How is our economy doing compared to other regions? Our 0.34% job growth is only about 1/4 of the national growth rate, and it's the 4th worst job growth rate among the top 40 regions. Only Cincinnati, Cleveland, and Detroit have had slower job growth than the Pittsburgh Region over the past year. The Pittsburgh Region is also growing jobs more slowly than most other parts of Pennsylvania -- Allentown, Harrisburg, Lancaster, Philadelphia, Scranton, and York all created jobs at rates 3 to 6 times as high as Pittsburgh over the past year.

Moreover, this is the fourth straight month in which the Pittsburgh Region grew at less than 30% of the national growth rate. Last fall, and earlier this year, we were growing slightly better: 35-40% of the national growth rate.
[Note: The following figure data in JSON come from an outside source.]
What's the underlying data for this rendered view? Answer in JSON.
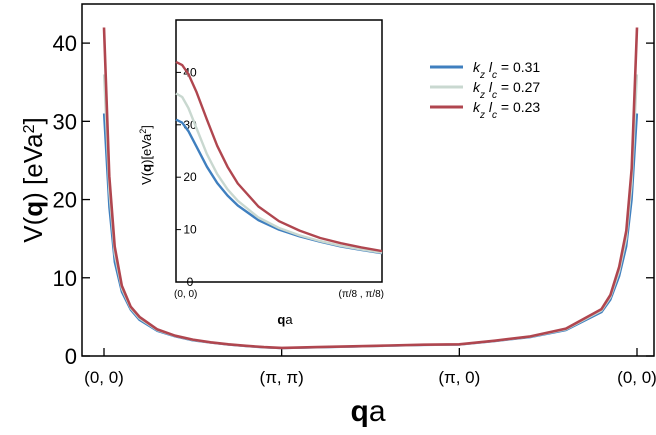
{
  "chart_data": [
    {
      "type": "line",
      "ylabel_prefix": "V(",
      "ylabel_bold": "q",
      "ylabel_suffix": ") [eVa",
      "ylabel_sup": "2",
      "ylabel_end": "]",
      "xlabel_bold": "q",
      "xlabel_suffix": "a",
      "ylim": [
        0,
        45
      ],
      "y_ticks": [
        0,
        10,
        20,
        30,
        40
      ],
      "x_ticks": [
        {
          "pos": 0,
          "label": "(0, 0)"
        },
        {
          "pos": 1,
          "label": "(π, π)"
        },
        {
          "pos": 2,
          "label": "(π, 0)"
        },
        {
          "pos": 3,
          "label": "(0, 0)"
        }
      ],
      "x": [
        0,
        0.03,
        0.06,
        0.1,
        0.15,
        0.2,
        0.3,
        0.4,
        0.5,
        0.6,
        0.7,
        0.8,
        0.9,
        1.0,
        1.2,
        1.4,
        1.6,
        1.8,
        2.0,
        2.2,
        2.4,
        2.6,
        2.8,
        2.85,
        2.9,
        2.94,
        2.97,
        3.0
      ],
      "series": [
        {
          "name": "k_z l_c = 0.31",
          "color": "#3f7fbf",
          "values": [
            31,
            19,
            12,
            8.2,
            5.9,
            4.6,
            3.2,
            2.5,
            2.0,
            1.7,
            1.45,
            1.25,
            1.1,
            1.0,
            1.1,
            1.2,
            1.3,
            1.4,
            1.45,
            1.9,
            2.4,
            3.3,
            5.6,
            7.2,
            10.2,
            14,
            20,
            31
          ]
        },
        {
          "name": "k_z l_c = 0.27",
          "color": "#c9d8d0",
          "values": [
            36,
            21,
            13,
            8.6,
            6.1,
            4.8,
            3.3,
            2.55,
            2.05,
            1.72,
            1.48,
            1.28,
            1.12,
            1.02,
            1.12,
            1.22,
            1.32,
            1.42,
            1.47,
            1.93,
            2.45,
            3.4,
            5.8,
            7.5,
            10.8,
            15,
            22,
            36
          ]
        },
        {
          "name": "k_z l_c = 0.23",
          "color": "#b0464f",
          "values": [
            42,
            23,
            14,
            9.0,
            6.3,
            5.0,
            3.4,
            2.6,
            2.1,
            1.75,
            1.5,
            1.3,
            1.14,
            1.04,
            1.14,
            1.24,
            1.34,
            1.44,
            1.5,
            1.96,
            2.5,
            3.5,
            6.0,
            7.8,
            11.4,
            16,
            24,
            42
          ]
        }
      ]
    },
    {
      "type": "line",
      "ylabel_prefix": "V(",
      "ylabel_bold": "q",
      "ylabel_suffix": ")[eVa",
      "ylabel_sup": "2",
      "ylabel_end": "]",
      "xlabel_bold": "q",
      "xlabel_suffix": "a",
      "ylim": [
        0,
        50
      ],
      "y_ticks": [
        0,
        10,
        20,
        30,
        40
      ],
      "x_ticks": [
        {
          "pos": 0,
          "label": "(0, 0)"
        },
        {
          "pos": 1,
          "label": "(π/8 , π/8)"
        }
      ],
      "x": [
        0,
        0.03,
        0.06,
        0.1,
        0.15,
        0.2,
        0.25,
        0.3,
        0.4,
        0.5,
        0.6,
        0.7,
        0.8,
        0.9,
        1.0
      ],
      "series": [
        {
          "name": "k_z l_c = 0.31",
          "color": "#3f7fbf",
          "values": [
            31,
            30.4,
            28.8,
            25.8,
            22.0,
            18.9,
            16.5,
            14.6,
            11.8,
            10.0,
            8.7,
            7.7,
            6.8,
            6.1,
            5.5
          ]
        },
        {
          "name": "k_z l_c = 0.27",
          "color": "#c9d8d0",
          "values": [
            36,
            35.3,
            33.2,
            29.3,
            24.4,
            20.6,
            17.7,
            15.5,
            12.3,
            10.3,
            8.9,
            7.8,
            6.9,
            6.2,
            5.6
          ]
        },
        {
          "name": "k_z l_c = 0.23",
          "color": "#b0464f",
          "values": [
            42,
            41.4,
            39.7,
            36.2,
            31.0,
            26.0,
            22.0,
            18.8,
            14.4,
            11.6,
            9.8,
            8.4,
            7.4,
            6.6,
            5.9
          ]
        }
      ]
    }
  ],
  "legend": {
    "items": [
      {
        "k": "k",
        "k_sub": "z",
        "l": "l",
        "l_sub": "c",
        "value": " = 0.31",
        "color": "#3f7fbf"
      },
      {
        "k": "k",
        "k_sub": "z",
        "l": "l",
        "l_sub": "c",
        "value": " = 0.27",
        "color": "#c9d8d0"
      },
      {
        "k": "k",
        "k_sub": "z",
        "l": "l",
        "l_sub": "c",
        "value": " = 0.23",
        "color": "#b0464f"
      }
    ]
  }
}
What about the unemployment rate? The (non-seasonally adjusted) unemployment rate in August was 4.5%, compared to 4.9% in August of 2006. That's good news, right?

Actually, no. If you look at the unemployment statistics more carefully, you see that the unemployment rate didn't go down because more people got jobs. It went down because people dropped out of the labor force. There were 5,100 fewer people in the labor force in August 2007 than in August 2006, 4,600 fewer unemployed people, and 500 fewer employed people (the number of people employed is not the same as the number of jobs, which is why the number of people employed can decrease even though the number of jobs increases; for example, self-employed people are not counted in job totals).

So our unemployment rate is lower because unemployed people stopped looking for work (or left the region entirely), not because they found jobs.

Of greatest concern may be the fact that the labor force here has been shrinking not only over the past year, but for the past decade. In fact, there were fewer people in the labor force last month than there were in August 1997. The slow economy over the past few years has meant fewer job opportunities than in the past (we have 13,000 fewer jobs in the region today than we did in 2000), and that may well have led people to leave the region in search of jobs elsewhere.

The bottom line is that our economy is doing poorly, and consistently so, and we're likely losing talented workers as a result.